This time was going to be different. After four straight seasons of backing down at the moment of truth, after building what they thought would be enough depth to get through a playoff grind, after bringing Randy Carlyle back to coach them because they believed his calm and resourcefulness would guide them past their mental and emotional postseason hurdles, the ending was the same for the Ducks.
Maybe even more painful than in previous seasons, because they clawed and scratched and were on the brink of forcing a seventh game in the Western Conference finals before they let their last chance slip away.
They got a few steps further than they did a year ago. But if losing to the Nashville Predators in a six-game conference finals one year after the Predators had booted them out of the first round of the Stanley Cup playoffs meant the Ducks had accomplished something, that theory was contradicted by the tears welling in Ryan Kesler's eyes and the vacant stares of Andrew Cogliano and Corey Perry after their efforts to mount yet another remarkable rally fell short in a 6-3 loss Monday.
"Personally, I don't think the better team won tonight but it doesn't really matter what I think," said Kesler, who sat at his locker for long minutes with his head buried in a towel before he began to unlace his skates and unpeel the tape that held him and his equipment together. "They got the victory and they move on and we're going home."
The Predators are going to the Stanley Cup Final for the first time in their history.

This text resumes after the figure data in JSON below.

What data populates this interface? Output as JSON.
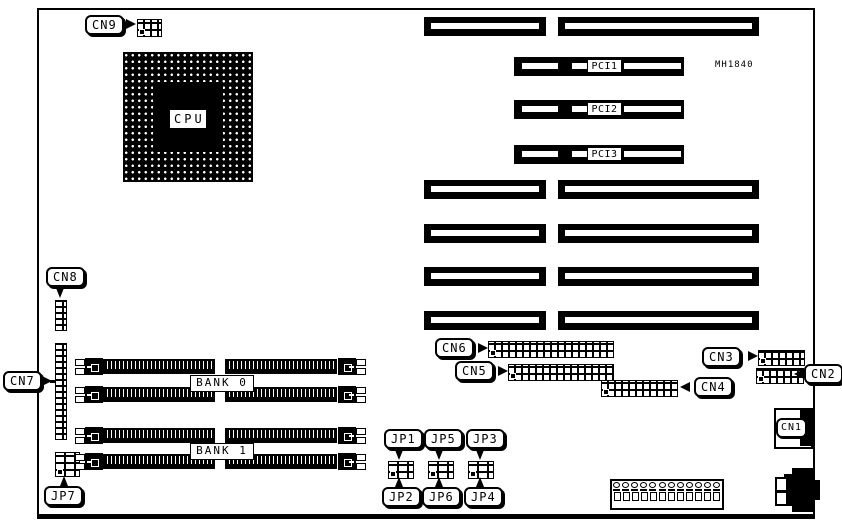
{
  "diagram": {
    "model": "MH1840",
    "cpu_label": "CPU",
    "pci_slots": [
      {
        "label": "PCI1"
      },
      {
        "label": "PCI2"
      },
      {
        "label": "PCI3"
      }
    ],
    "memory_banks": [
      {
        "label": "BANK 0"
      },
      {
        "label": "BANK 1"
      }
    ],
    "connectors": {
      "cn1": "CN1",
      "cn2": "CN2",
      "cn3": "CN3",
      "cn4": "CN4",
      "cn5": "CN5",
      "cn6": "CN6",
      "cn7": "CN7",
      "cn8": "CN8",
      "cn9": "CN9"
    },
    "jumpers": {
      "jp1": "JP1",
      "jp2": "JP2",
      "jp3": "JP3",
      "jp4": "JP4",
      "jp5": "JP5",
      "jp6": "JP6",
      "jp7": "JP7"
    }
  }
}
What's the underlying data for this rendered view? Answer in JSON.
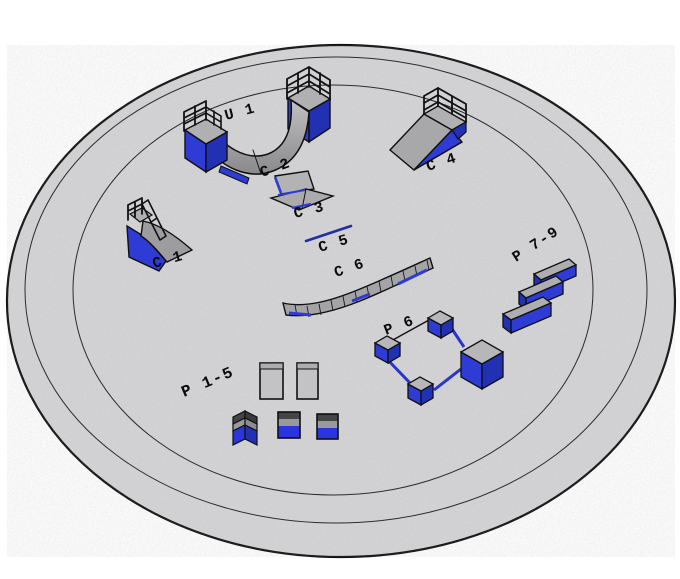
{
  "scene": {
    "background_color": "#ffffff",
    "floor_color": "#d6d6d8",
    "outline_color": "#101010",
    "ring_count": 3,
    "palette": {
      "blue_front": "#2e3bd5",
      "blue_side": "#2230b4",
      "blue_bright": "#2a35dd",
      "gray_top": "#b7b7b9",
      "gray_surface": "#a2a2a5",
      "dark_band": "#454547",
      "label_color": "#0a0a0a"
    }
  },
  "obstacles": [
    {
      "id": "u1",
      "label": "U 1",
      "kind": "mini-ramp-halfpipe-with-rails"
    },
    {
      "id": "c1",
      "label": "C 1",
      "kind": "quarter-pipe-with-rail"
    },
    {
      "id": "c2",
      "label": "C 2",
      "kind": "bank-ledge"
    },
    {
      "id": "c3",
      "label": "C 3",
      "kind": "bank-ledge"
    },
    {
      "id": "c4",
      "label": "C 4",
      "kind": "bank-ramp-with-rail"
    },
    {
      "id": "c5",
      "label": "C 5",
      "kind": "flat-rail"
    },
    {
      "id": "c6",
      "label": "C 6",
      "kind": "segmented-snake-ledge"
    },
    {
      "id": "p15",
      "label": "P 1-5",
      "kind": "pads-and-boxes"
    },
    {
      "id": "p6",
      "label": "P 6",
      "kind": "boxes-connected-by-rails"
    },
    {
      "id": "p79",
      "label": "P 7-9",
      "kind": "angled-grind-ledges"
    }
  ]
}
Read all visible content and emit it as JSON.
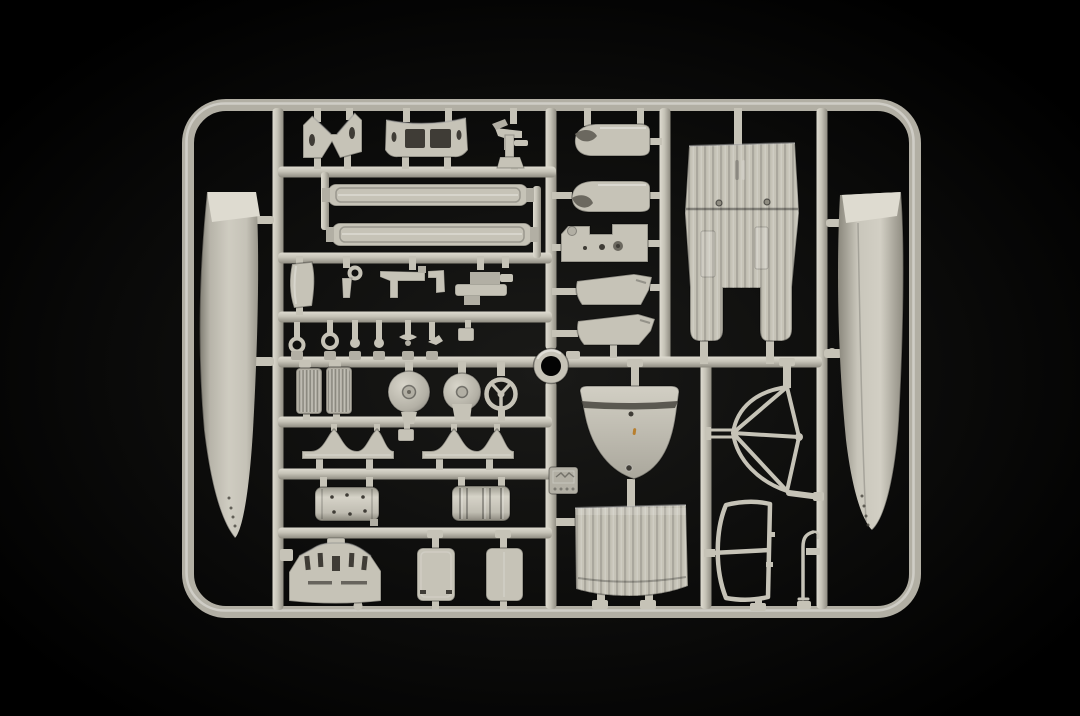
{
  "scene": {
    "media": "photograph",
    "subject": "injection-moulded model kit sprue of light grey aircraft parts on a black studio background"
  },
  "colors": {
    "background": "#000000",
    "glow": "#1a1a18",
    "plastic_base": "#c6c3b7",
    "plastic_light": "#dedbd0",
    "plastic_mid": "#b2afa4",
    "plastic_dark": "#8f8c81",
    "plastic_deep": "#6b685f",
    "recess": "#3f3c36",
    "speck_orange": "#b87f2e"
  },
  "parts": [
    {
      "name": "sprue-frame-runner"
    },
    {
      "name": "runner-ring"
    },
    {
      "name": "left-float-half"
    },
    {
      "name": "right-float-half"
    },
    {
      "name": "v-strut-support-bracket"
    },
    {
      "name": "windowed-cabin-bulkhead"
    },
    {
      "name": "machine-gun-pedestal"
    },
    {
      "name": "wing-spar-upper"
    },
    {
      "name": "wing-spar-lower"
    },
    {
      "name": "curved-fairing-sheet"
    },
    {
      "name": "hook-bracket"
    },
    {
      "name": "gun-with-mount"
    },
    {
      "name": "linkage-assembly"
    },
    {
      "name": "eyelet-pin-left"
    },
    {
      "name": "eyelet-pin-right"
    },
    {
      "name": "ball-pin-left"
    },
    {
      "name": "ball-pin-right"
    },
    {
      "name": "mini-propeller-pin"
    },
    {
      "name": "hook-pin"
    },
    {
      "name": "hanging-tab"
    },
    {
      "name": "radiator-grille-left"
    },
    {
      "name": "radiator-grille-right"
    },
    {
      "name": "wheel-disc-large"
    },
    {
      "name": "wheel-disc-small"
    },
    {
      "name": "control-yoke"
    },
    {
      "name": "cowling-half-upper"
    },
    {
      "name": "cowling-half-lower"
    },
    {
      "name": "notched-mounting-plate"
    },
    {
      "name": "equipment-panel-upper"
    },
    {
      "name": "equipment-panel-lower"
    },
    {
      "name": "corrugated-fuselage-belly"
    },
    {
      "name": "tail-cone-shield-panel"
    },
    {
      "name": "mold-logo-stamp"
    },
    {
      "name": "corrugated-hatch-panel"
    },
    {
      "name": "engine-cradle-left"
    },
    {
      "name": "engine-cradle-right"
    },
    {
      "name": "small-square-tab"
    },
    {
      "name": "smooth-tank-cylinder"
    },
    {
      "name": "ribbed-tank-cylinder"
    },
    {
      "name": "slotted-firewall-bulkhead"
    },
    {
      "name": "cabin-door-left"
    },
    {
      "name": "cabin-door-right"
    },
    {
      "name": "braced-windscreen-frame"
    },
    {
      "name": "cabin-window-frame"
    },
    {
      "name": "exhaust-pipe-rod"
    }
  ]
}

The Ducks are going home with sharp regrets.
"There's a lot of fight in this room and this one's going to sting for a while," Perry said. "You've got to give credit to them too. Their goalie played well. They're a structured team and they don't stray away from that and it works."
The Ducks ran out of comebacks in part because they didn't get championship-caliber goaltending from Jonathan Bernier, who was thrust into his first career playoff start after John Gibson told Carlyle following the morning skate that he couldn't play. Gibson suffered a hamstring injury in Game 5 but had been skating, which gave Carlyle some optimism that Gibson would play Monday.
"So we went along with the premise that he was going to be able to play based upon how he felt [Sunday]," Carlyle said, "but then when he took to the ice today he basically indicated to us he was not available."
Bernier had played a key role in the Ducks' late-season surge when he stood in for an injured Gibson, but he gave up two goals on the first three shots he faced. Yet, the Ducks weren't done. They erased two-goal deficits twice and were even at 3-3 and on the power play with a little more than eight minutes to play.
But then they squandered the power play — their fourth fruitless advantage — and were burned three seconds later when Colton Sissons — who couldn't crack Nashville's lineup as late as March — completed a hat trick when he converted a pass from Calle Jarnkrok at the 14-minute mark. The emotionally spent fans at Bridgestone Arena, who had been so loud and vibrant early in the game but had been silenced by the Ducks' rally, erupted in cheers again.
"It definitely hurts worse when you play that good and you come back and you know this team has shown resiliency all year and to give up a goal like that, it … sucks," Kesler said.
He's nearly 33 and might not have another good shot at the Cup.
The Ducks lineup had been depleted by injuries to productive forwards Rickard Rakell and Patrick Eaves and additionally weakened when winger Nick Ritchie took a foolish major boarding penalty and was ejected Monday.
Carlyle had found ways to compensate for that. He couldn't compensate for the lack of game-turning, momentum-generating saves from Bernier, who gave up four goals on the 16 shots he faced. "Well, I think that if you look at it, we scored three goals. We should win the hockey game. Simple as that," Carlyle said. "Playoff hockey. If you score three goals in a game, you should give yourself a pretty good chance for success."
The Predators began the playoffs seeded eighth, as were the eventual champion 2012 Kings. And, again like those Kings, they've mixed defense, excellent goaltending and a bit of magic into a triumphant formula. "They played hard and they played hard around our net and they dug in when they needed to," Getzlaf said. "Unfortunately we weren't able to elevate enough to get by them."
Or to write a more successful ending.